Des orges bio conformes aux attentes des malteries

Les orges bio suivent une tendance proche de celle observée pour le blé, avec une qualité qui reste satisfaisante selon les débouchés. Dans la zone de collecte d’Axéréal, « les orges de printemps bio ont un calibrage correct, surtout pour les semis d’automne, indique Pierre Vancoillie. Par contre nous constatons des rendements inférieurs pour les orges de printemps. » 

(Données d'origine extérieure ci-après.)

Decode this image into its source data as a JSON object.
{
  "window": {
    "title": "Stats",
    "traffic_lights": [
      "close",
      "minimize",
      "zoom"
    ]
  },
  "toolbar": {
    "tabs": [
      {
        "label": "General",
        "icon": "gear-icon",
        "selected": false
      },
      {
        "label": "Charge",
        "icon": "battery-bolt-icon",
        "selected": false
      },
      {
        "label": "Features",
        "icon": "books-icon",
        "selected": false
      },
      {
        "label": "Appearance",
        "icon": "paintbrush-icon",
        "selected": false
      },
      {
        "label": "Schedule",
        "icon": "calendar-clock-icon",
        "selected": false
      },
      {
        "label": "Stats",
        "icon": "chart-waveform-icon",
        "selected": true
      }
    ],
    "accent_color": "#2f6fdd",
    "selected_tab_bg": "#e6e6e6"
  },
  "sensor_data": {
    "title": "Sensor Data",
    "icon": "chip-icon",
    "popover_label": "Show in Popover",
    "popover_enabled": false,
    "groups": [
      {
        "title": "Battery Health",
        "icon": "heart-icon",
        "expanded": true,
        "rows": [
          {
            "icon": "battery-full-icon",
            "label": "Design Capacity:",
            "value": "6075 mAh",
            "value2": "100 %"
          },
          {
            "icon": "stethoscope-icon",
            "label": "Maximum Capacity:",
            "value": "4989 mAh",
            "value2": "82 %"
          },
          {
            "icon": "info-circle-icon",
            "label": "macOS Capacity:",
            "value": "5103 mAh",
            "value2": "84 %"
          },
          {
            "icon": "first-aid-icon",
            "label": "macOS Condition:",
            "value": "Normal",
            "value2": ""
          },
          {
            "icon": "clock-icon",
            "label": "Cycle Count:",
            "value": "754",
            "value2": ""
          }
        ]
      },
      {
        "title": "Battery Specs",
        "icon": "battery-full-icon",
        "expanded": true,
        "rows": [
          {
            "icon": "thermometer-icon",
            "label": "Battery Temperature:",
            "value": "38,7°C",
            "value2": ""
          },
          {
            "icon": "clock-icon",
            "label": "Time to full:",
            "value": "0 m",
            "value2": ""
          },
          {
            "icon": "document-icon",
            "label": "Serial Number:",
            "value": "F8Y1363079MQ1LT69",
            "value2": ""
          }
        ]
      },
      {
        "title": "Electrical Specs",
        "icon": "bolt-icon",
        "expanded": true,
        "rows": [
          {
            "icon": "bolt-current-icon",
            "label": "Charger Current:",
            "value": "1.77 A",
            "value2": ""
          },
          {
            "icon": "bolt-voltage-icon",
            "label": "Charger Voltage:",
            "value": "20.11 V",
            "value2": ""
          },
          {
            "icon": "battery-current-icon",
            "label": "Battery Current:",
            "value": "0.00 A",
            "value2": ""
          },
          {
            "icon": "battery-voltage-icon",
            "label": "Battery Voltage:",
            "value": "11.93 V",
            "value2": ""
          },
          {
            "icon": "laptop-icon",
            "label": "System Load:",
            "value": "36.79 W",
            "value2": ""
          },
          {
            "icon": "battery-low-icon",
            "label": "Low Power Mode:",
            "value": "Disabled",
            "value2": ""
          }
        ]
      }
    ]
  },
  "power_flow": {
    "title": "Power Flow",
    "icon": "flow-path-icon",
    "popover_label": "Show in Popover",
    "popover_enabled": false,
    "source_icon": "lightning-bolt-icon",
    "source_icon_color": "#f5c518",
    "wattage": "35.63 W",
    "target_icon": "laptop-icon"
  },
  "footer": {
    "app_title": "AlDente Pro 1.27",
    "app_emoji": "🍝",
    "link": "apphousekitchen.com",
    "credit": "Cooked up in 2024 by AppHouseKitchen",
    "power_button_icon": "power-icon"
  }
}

Chez Agribio Union, les orges, majoritairement brassicoles, affichent 20 q/ha de moyenne, « une déception », conséquence d’une forte sensibilité de la culture aux pluies hivernales. En revanche, « la récolte est conforme aux besoins des malteries, avec une bonne qualité au niveau PS et protéines. » Néanmoins, en Bourgogne, Romain Schaetzel fait état d'« une certaine quantité d’orges déclassées en orges fourragères ».

Pour les autres céréales à paille, les résultats sont également contrastés. Benoît Bolognesi parle pour le seigle bio, de « rendements décevants, très hétérogènes, bien en deçà des prévisions. La culture a été très impactée par le coup de chaud. » En avoine bio, les rendements sont corrects chez Biocer et la Cocebi, mais les PS décrochent un peu. En revanche,  « le PS en avoine blanche bio est satisfaisant avec une moyenne proche de 53 kg/hl » chez Axéréal. 

De mauvais rendements en protéagineux bio

Les protéagineux figurent parmi les cultures les plus pénalisées cette année. « Une récolte très mauvaise », se désole le directeur de Biocer. « En pois et fèverole bio, les rendements sont inférieurs de moitié aux attendus, et également assez faibles en lentille », indique Romain Schaetzel pour la Cocebi. Les graines de féverole ont séché trop rapidement, précise Pierre Vancoillie d'Axéréal. 

Le retour est identique dans le Sud-Ouest. « Nous collectons un peu de pois, avec habituellement des rendements assez moyens (15-20 q/ha). Cette année ils seront inférieurs à 15 q/ha », indique Benoit Bolognesi.

Une récolte plutôt correcte en colza bio 

Les résultats en colza bio apparaissent globalement meilleurs même s'il faut là aussi nuancer. Chez Biocer, les rendements sont « corrects, conformes aux attendus » dans les Hauts-de-France, mais « très mauvais » en Normandie et dans le Centre. En descendant dans le Sud-Ouest, la collecte est correcte chez Agribio Union en termes de volume, avec des rendements moyens à 20 q/ha. « L’hiver très pluvieux a impacté négativement la culture, mais le coup de chaud a eu peu d’impact sur le colza », précise Benoit Bolognesi. 

En pois chiche bio, Benoît Bolognesi parle de rendements moyens, assez hétérogènes selon les parcelles. « Il y avait du potentiel. Au final, ce sera une année moyenne, avec un rendement à 8 q/ha. » Le lin bio a en revanche été fortement pénalisé par les fortes chaleurs. Les rendements sont « catastrophiques » dans le Sud-Ouest.